City Council votes may be invalidated because of ethical lapses



HONOLULU (HawaiiNewsNow) - Key votes on the city rail transit project and other issues might be invalidated because Honolulu City Council members failed to disclose conflicts of interest after being wined and dined by lobbyists.
City Ethics Commission records show that former council members Romy Cachola, Todd Apo, Nestor Garcia and Donovan Dela Cruz as well as current council members Ikaika Anderson and Ann Kobayashi were treated to meals worth more than $200 each several on several occasions by lobbyists between 2006 and 2012. The city lawmakers then voted on rail transit stations, the rail project and rezoning land but none of them apparently declared a conflict as required by law.
So the ethics commission is now looking into a key issue.
"Whether there are any unlawful gifts that required disclosure and the disclosure did not occur, making council members' votes null and void," said Chuck Totto, executive director of the city Ethics Commission.
Totto said his office has already investigated the votes on about 100 council bills and resolutions by Cachola between 2008 and 2012, and now will review the votes of other members. Cachola has agreed to settle an ethics case with the city for $50,000.

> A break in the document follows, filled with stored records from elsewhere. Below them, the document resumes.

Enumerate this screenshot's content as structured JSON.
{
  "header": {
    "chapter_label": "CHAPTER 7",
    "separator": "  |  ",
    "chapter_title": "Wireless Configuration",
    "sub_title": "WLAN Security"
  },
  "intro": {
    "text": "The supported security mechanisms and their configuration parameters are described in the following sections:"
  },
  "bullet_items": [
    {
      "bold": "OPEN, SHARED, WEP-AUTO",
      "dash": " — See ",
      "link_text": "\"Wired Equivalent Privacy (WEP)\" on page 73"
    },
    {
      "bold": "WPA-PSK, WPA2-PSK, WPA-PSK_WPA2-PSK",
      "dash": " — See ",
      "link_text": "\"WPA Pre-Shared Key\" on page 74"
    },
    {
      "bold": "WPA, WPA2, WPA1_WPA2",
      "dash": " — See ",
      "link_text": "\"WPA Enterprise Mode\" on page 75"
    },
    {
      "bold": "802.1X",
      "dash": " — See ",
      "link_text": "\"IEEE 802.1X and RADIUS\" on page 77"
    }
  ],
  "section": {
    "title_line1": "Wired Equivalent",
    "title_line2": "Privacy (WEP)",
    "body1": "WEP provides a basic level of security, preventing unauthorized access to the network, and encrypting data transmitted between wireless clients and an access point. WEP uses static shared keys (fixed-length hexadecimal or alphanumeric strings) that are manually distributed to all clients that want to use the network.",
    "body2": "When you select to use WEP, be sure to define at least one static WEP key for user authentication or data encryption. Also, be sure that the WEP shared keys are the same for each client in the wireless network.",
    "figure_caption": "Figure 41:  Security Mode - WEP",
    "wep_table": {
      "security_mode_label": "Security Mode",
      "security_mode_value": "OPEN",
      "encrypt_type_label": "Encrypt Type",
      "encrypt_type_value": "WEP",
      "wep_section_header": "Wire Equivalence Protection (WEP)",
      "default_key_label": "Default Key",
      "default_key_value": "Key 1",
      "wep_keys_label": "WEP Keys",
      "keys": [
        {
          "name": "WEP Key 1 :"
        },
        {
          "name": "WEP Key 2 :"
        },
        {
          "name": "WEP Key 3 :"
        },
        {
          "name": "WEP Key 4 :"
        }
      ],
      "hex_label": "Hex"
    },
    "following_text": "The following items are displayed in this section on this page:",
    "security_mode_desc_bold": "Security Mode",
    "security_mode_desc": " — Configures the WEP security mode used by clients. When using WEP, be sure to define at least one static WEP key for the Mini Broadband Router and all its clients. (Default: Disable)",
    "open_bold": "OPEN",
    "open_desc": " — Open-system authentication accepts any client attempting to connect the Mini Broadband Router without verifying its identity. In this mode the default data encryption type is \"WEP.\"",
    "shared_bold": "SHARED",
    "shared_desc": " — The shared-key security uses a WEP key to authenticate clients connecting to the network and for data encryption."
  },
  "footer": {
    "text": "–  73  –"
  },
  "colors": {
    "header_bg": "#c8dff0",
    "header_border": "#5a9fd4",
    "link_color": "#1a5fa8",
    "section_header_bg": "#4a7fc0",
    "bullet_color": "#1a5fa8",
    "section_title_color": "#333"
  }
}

"It's not just, 'Oh, I got caught with a conflict of interest.' It could be I got caught with a conflict of interest and so did a couple of other people and now the bill's void," Totto said.
Some measures in favor of the rail transit project may have so many council members' votes invalidated that they will lack the votes needed to pass.
"The only surprising thing about it is that it's been revealed," said Cliff Slater is head of the anti-rail group HonoluluTraffic-dot-com. "It's been very obvious to us throughout the whole process that, somehow or another, the vast majority of the council people had been got to."
Slater said while the revelations prove pro-rail corruption, his group is not immediately ready to go back to court to force the city to invalidate council votes.
"If these are clearly illegal, then they must be invalidated in the legal process. It shouldn't take a lawsuit from us," Slater said.
Totto said he hopes lobbyists learn that their efforts to wine and dine lawmakers could backfire.
"Lobbyists need to understand what the gift laws are and other ethics laws. Otherwise, they can put their own bills in jeopardy," Totto said.
The implications could be huge: with the City Council possibly having to re-do votes that may be invalidated.
One top City Council source said, "It's a mess" and city lawyers will have to decide what happens next.
The City Ethics Commission will take at least several months to review council votes, gifts and lack of disclosures to determine if any votes might be invalid.
The commission went through the same process a couple of years ago, after then-Council Transportation Chair Nestor Garcia voted on rail transit bills but failed to declare a conflict because he was also the $60,000-a-year head of the Kapolei Chamber of Commerce.
That review found no vote outcomes changed even though some of Garcia's votes were declared "invalid." Garcia is now a television news reporter.